Between mid-October 2016 and mid-May 2017, members of Trade World Organization (WTO) recorded the lowest monthly average of new trade restrictions since the financial crisis of 2008, said a mid-year report on trade-related developments presented to WTO members Monday.
The report shows that 74 new trade-restrictive measures were initiated by WTO members during the review period, including new or increased tariffs, customs regulations and quantitative restrictions, amounting to almost 11 new measures per month.
This constitutes a significant decrease over the previous review period (mid-October 2015 to mid-October 2016), where an average of 15 measures per month were recorded.
"The report shows an encouraging decrease in the rate of new trade-restrictive measures put in place -- hitting the lowest monthly average since the financial crisis," said WTO director-general Roberto Azevedo.
During the same period, WTO members applied 80 new measures (over 11 new measures per month) aimed at facilitating trade, including eliminating or reducing tariffs and simplifying customs procedures.

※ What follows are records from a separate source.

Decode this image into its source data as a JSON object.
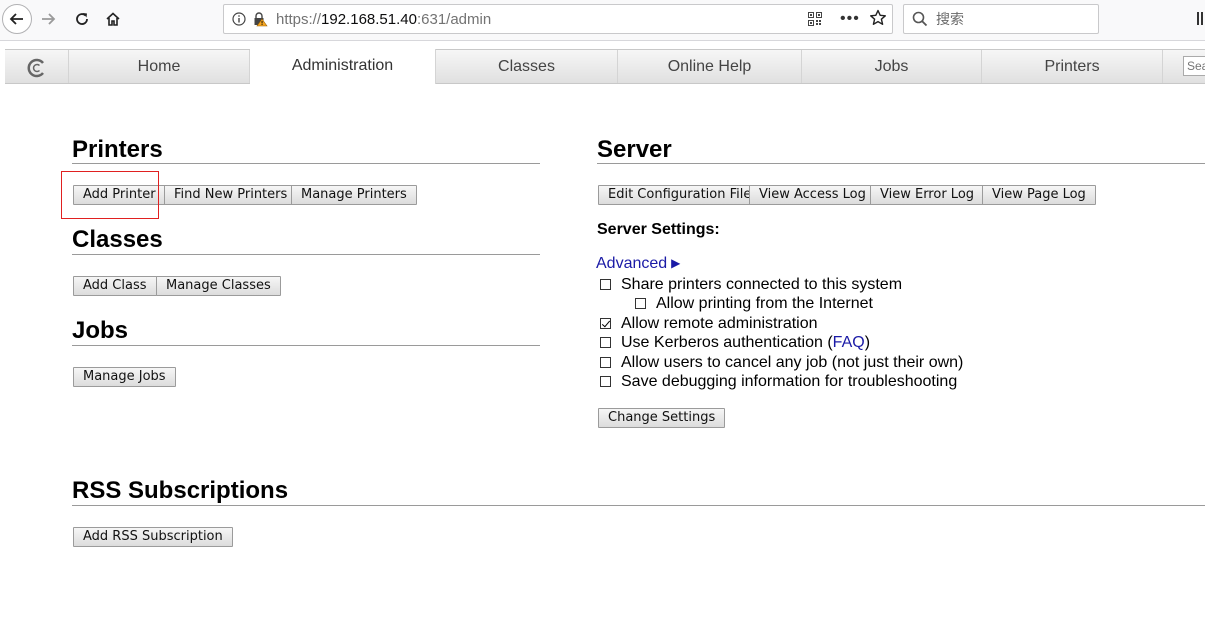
{
  "browser": {
    "url_prefix": "https://",
    "url_host": "192.168.51.40",
    "url_rest": ":631/admin",
    "more_label": "•••",
    "search_placeholder": "搜索"
  },
  "tabs": {
    "home": "Home",
    "administration": "Administration",
    "classes": "Classes",
    "online_help": "Online Help",
    "jobs": "Jobs",
    "printers": "Printers",
    "search_placeholder": "Search"
  },
  "printers": {
    "heading": "Printers",
    "add_printer": "Add Printer",
    "find_new": "Find New Printers",
    "manage": "Manage Printers"
  },
  "classes": {
    "heading": "Classes",
    "add_class": "Add Class",
    "manage": "Manage Classes"
  },
  "jobs": {
    "heading": "Jobs",
    "manage": "Manage Jobs"
  },
  "server": {
    "heading": "Server",
    "edit_config": "Edit Configuration File",
    "view_access_log": "View Access Log",
    "view_error_log": "View Error Log",
    "view_page_log": "View Page Log",
    "settings_label": "Server Settings:",
    "advanced": "Advanced",
    "options": {
      "share_printers": {
        "label": "Share printers connected to this system",
        "checked": false
      },
      "allow_internet": {
        "label": "Allow printing from the Internet",
        "checked": false
      },
      "remote_admin": {
        "label": "Allow remote administration",
        "checked": true
      },
      "kerberos": {
        "label": "Use Kerberos authentication (",
        "link": "FAQ",
        "suffix": ")",
        "checked": false
      },
      "cancel_any": {
        "label": "Allow users to cancel any job (not just their own)",
        "checked": false
      },
      "debug": {
        "label": "Save debugging information for troubleshooting",
        "checked": false
      }
    },
    "change_settings": "Change Settings"
  },
  "rss": {
    "heading": "RSS Subscriptions",
    "add": "Add RSS Subscription"
  }
}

WTO also estimates that the trade coverage of import-facilitating measures (183 billion USD) was more than three times the estimated trade coverage of import-restrictive measures (49 billion USD).

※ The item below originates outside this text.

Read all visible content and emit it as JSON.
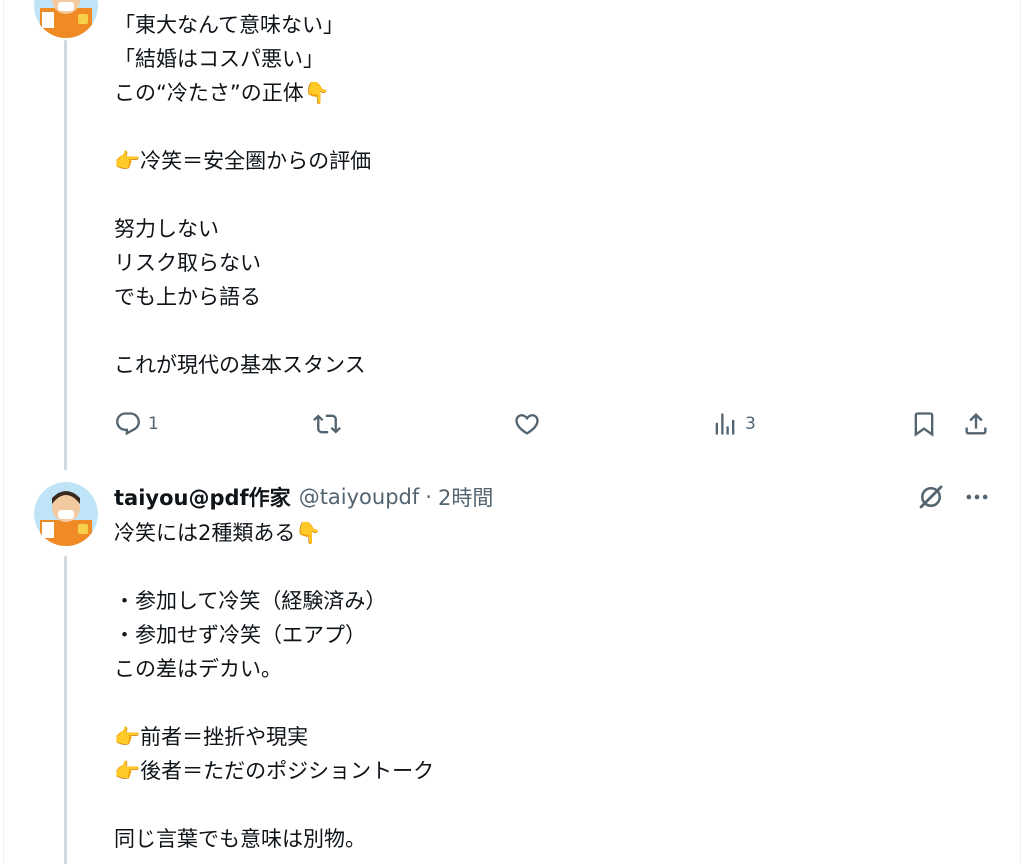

"The larger trade coverage of import-facilitating measures during the review period is also a very positive development and a clear sign that WTO members are working to improve the global trading environment." said Azevedo.
He urged WTO members to continue showing moderation and restraint in their use of trade restrictions, despite the persistent uncertainty facing the global economy.
The report also calls on members to continue improving the global trading environment, including by implementing the WTO Trade Facilitation Agreement which entered into force in February this year, and working together to achieve a successful outcome at the upcoming WTO ministerial conference in December in Buenos Aires.